The Red Cross estimates the amount of street children at 1.5 million and so prostitution for many of them is a way out. It is hardly surprising that some of these children let men defile their young bodies as a means to pay for their drug habit, or to provide at least some kind of income for them.

It is of course no surprise therefore that the areas of the country where the child sex trade is most thriving is the areas frequented by tourists such as Manila, Angeles, Mindoro and Cebu. The sickening twist is that many families are privy to their children being raped by foreign monsters. One of the most common ways a mother is forced to let her child be violated is by traffickers and the promise of a new life. Filipino women keen to capitalise on this promise are readily jumped upon by women desperate to free themselves from the reins of poverty. They and their children are taken to different and unfamiliar parts of the country where they are forced to pay off a ‘debt’ they have accrued. Through fear of consequence they let themselves and/or their children to be pimped out to tourists looking for sex with children.

A recent report by UNICEF claimed that there are around 200 brothels in Angeles City alone (a city North of Manila) with most offering up children for sex. Angeles city has cemented itself as the best place in the world for men to have sex with children, with many Australian bar owners pimping out young kids for a ‘bar fine’ a fee to be paid where the man can have inexpensive sex with a child. It’s a sickening yet sobering reminder of the harsh reality facing poverty stricken Filipino kids in a world where money talks and child molesting bastards walk.

In addition to actual sex with children the cybersex trade is booming with children having anonymity as they perform in front of webcams and are streamed around the world to paying foreigners anxious to satisfy their salivating urge for young flesh.

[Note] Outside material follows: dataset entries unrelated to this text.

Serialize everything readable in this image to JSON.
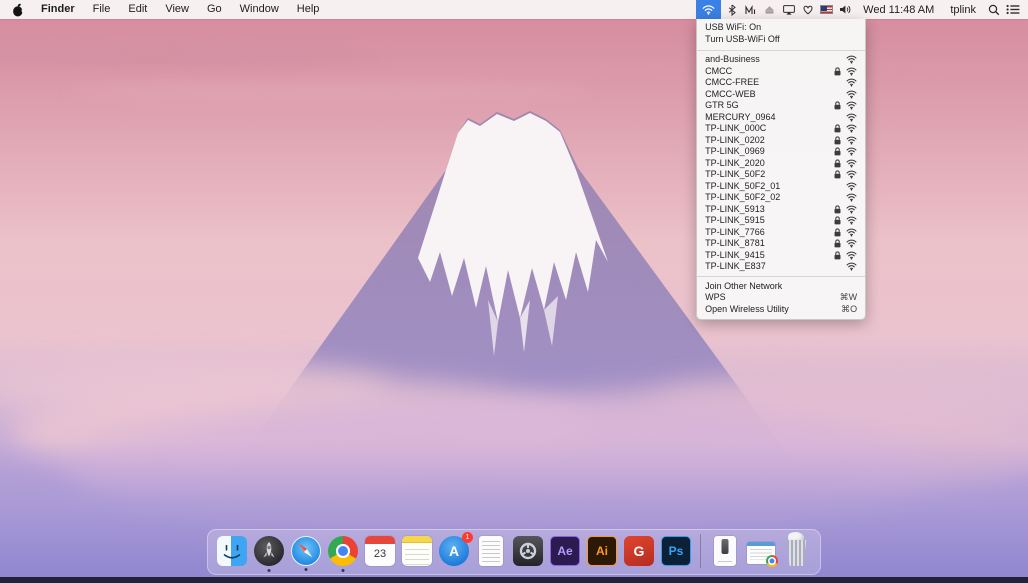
{
  "menu_bar": {
    "menus": [
      "Finder",
      "File",
      "Edit",
      "View",
      "Go",
      "Window",
      "Help"
    ],
    "status": {
      "clock": "Wed 11:48 AM",
      "user": "tplink"
    }
  },
  "wifi_menu": {
    "header_items": [
      "USB WiFi: On",
      "Turn USB-WiFi Off"
    ],
    "networks": [
      {
        "name": "and-Business",
        "locked": false
      },
      {
        "name": "CMCC",
        "locked": true
      },
      {
        "name": "CMCC-FREE",
        "locked": false
      },
      {
        "name": "CMCC-WEB",
        "locked": false
      },
      {
        "name": "GTR 5G",
        "locked": true
      },
      {
        "name": "MERCURY_0964",
        "locked": false
      },
      {
        "name": "TP-LINK_000C",
        "locked": true
      },
      {
        "name": "TP-LINK_0202",
        "locked": true
      },
      {
        "name": "TP-LINK_0969",
        "locked": true
      },
      {
        "name": "TP-LINK_2020",
        "locked": true
      },
      {
        "name": "TP-LINK_50F2",
        "locked": true
      },
      {
        "name": "TP-LINK_50F2_01",
        "locked": false
      },
      {
        "name": "TP-LINK_50F2_02",
        "locked": false
      },
      {
        "name": "TP-LINK_5913",
        "locked": true
      },
      {
        "name": "TP-LINK_5915",
        "locked": true
      },
      {
        "name": "TP-LINK_7766",
        "locked": true
      },
      {
        "name": "TP-LINK_8781",
        "locked": true
      },
      {
        "name": "TP-LINK_9415",
        "locked": true
      },
      {
        "name": "TP-LINK_E837",
        "locked": false
      }
    ],
    "actions": [
      {
        "label": "Join Other Network",
        "shortcut": ""
      },
      {
        "label": "WPS",
        "shortcut": "⌘W"
      },
      {
        "label": "Open Wireless Utility",
        "shortcut": "⌘O"
      }
    ]
  },
  "dock": {
    "calendar_day": "23",
    "app_store_badge": "1",
    "labels": {
      "after_effects": "Ae",
      "illustrator": "Ai",
      "g_app": "G",
      "photoshop": "Ps"
    }
  },
  "colors": {
    "menubar_highlight": "#3b80e4",
    "sky_top": "#d4899c",
    "sky_bottom": "#8e85cf",
    "dock_dot": "#2a2842"
  }
}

Unbelievably there is also an issue of ‘child organ trafficking’ where the World Health Organisation has identified the Philippines as one of the five most prevalent countries in the world for this practice. Children are abducted, or sold off by poor families and those that don’t go into the sex trade may end up being shipped abroad where their organs are taken and then sold off to wealthy individuals in need of a body part.

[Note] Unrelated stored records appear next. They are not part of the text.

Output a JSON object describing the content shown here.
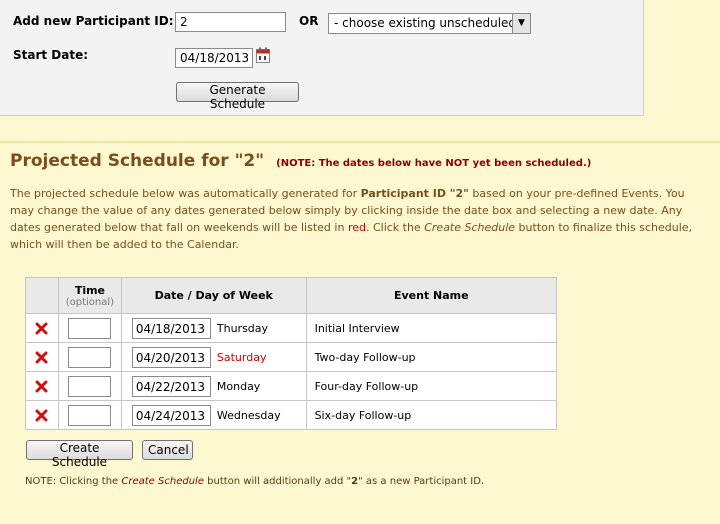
{
  "form": {
    "participant_label": "Add new Participant ID:",
    "participant_value": "2",
    "or_label": "OR",
    "existing_select_value": "- choose existing unscheduled -",
    "start_date_label": "Start Date:",
    "start_date_value": "04/18/2013",
    "generate_button": "Generate Schedule"
  },
  "schedule": {
    "title": "Projected Schedule for \"2\"",
    "note": "(NOTE: The dates below have NOT yet been scheduled.)",
    "desc_part1": "The projected schedule below was automatically generated for ",
    "desc_bold": "Participant ID \"2\"",
    "desc_part2": " based on your pre-defined Events. You may change the value of any dates generated below simply by clicking inside the date box and selecting a new date. Any dates generated below that fall on weekends will be listed in ",
    "desc_red": "red",
    "desc_part3": ". Click the ",
    "desc_italic": "Create Schedule",
    "desc_part4": " button to finalize this schedule, which will then be added to the Calendar.",
    "col_time": "Time",
    "col_time_sub": "(optional)",
    "col_date": "Date / Day of Week",
    "col_event": "Event Name",
    "rows": [
      {
        "date": "04/18/2013",
        "day": "Thursday",
        "event": "Initial Interview",
        "weekend": false
      },
      {
        "date": "04/20/2013",
        "day": "Saturday",
        "event": "Two-day Follow-up",
        "weekend": true
      },
      {
        "date": "04/22/2013",
        "day": "Monday",
        "event": "Four-day Follow-up",
        "weekend": false
      },
      {
        "date": "04/24/2013",
        "day": "Wednesday",
        "event": "Six-day Follow-up",
        "weekend": false
      }
    ],
    "create_button": "Create Schedule",
    "cancel_button": "Cancel",
    "footnote_part1": "NOTE: Clicking the ",
    "footnote_italic": "Create Schedule",
    "footnote_part2": " button will additionally add \"",
    "footnote_bold": "2",
    "footnote_part3": "\" as a new Participant ID."
  },
  "colors": {
    "weekend": "#cc0000",
    "title": "#7a4e1a",
    "note": "#8b0000",
    "background": "#fdf8d0"
  },
  "icons": {
    "delete": "red-x-icon",
    "calendar": "calendar-icon"
  }
}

Its a serious, vomit and anger inducing state of affairs and worldwide organisations and governments blame corruption and greed of the Philippines government and local authorities for allowing this to get so out of hand. The local authorities and government blame foreigners for taking advantage of a high poverty rate and whilst everyone is pointing the finger, the victims are left often brutally raped and defiled. Governments such as the UK and US have legislation in place which prosecute their citizens under national law for having sex with minors abroad. But this law is rarely enacted as it relies on the hosting country to prove their guilt and in a country which prosecuted just five foreigners in 2009 the law is both inefficient and ineffective.

But then what is the solution? Morality surrounding prostitution is not the same here as it is in the West. Paying a woman for sex is the done thing and everyone is in on it. Just about every westerner I have seen so far has had a Filipino on their arm, often suspiciously young looking ones. Just today I saw an elderly white guy with silver hair hand in hand with a girl who can’t have been any more than 18 years old. Is that wrong? In my mind it is, but then if he has worked his entire life what is wrong with living out a fantasy with a consenting adult in his final stanza of life? Nothing I guess, but then perhaps that is the issue and the breeding ground; Foreign men looking for something they can buy to fulfil their fantasies. I mean what silver surfer in the UK with little money can attract a stunning 20 year old girl, here in the Philippines sex and happiness can be bought and perhaps that is why such a high proportion of tourists have just one thing on their mind as they arrive into Ninoy Aquino airport. The issue is that for every old guy looking for a bit of fun to live out his years, there is someone looking to exploit the dire situation facing over a quarter of the country and that all too often involves an innocent child. And that is the sad and sorry situation for which there seems no imminent solution.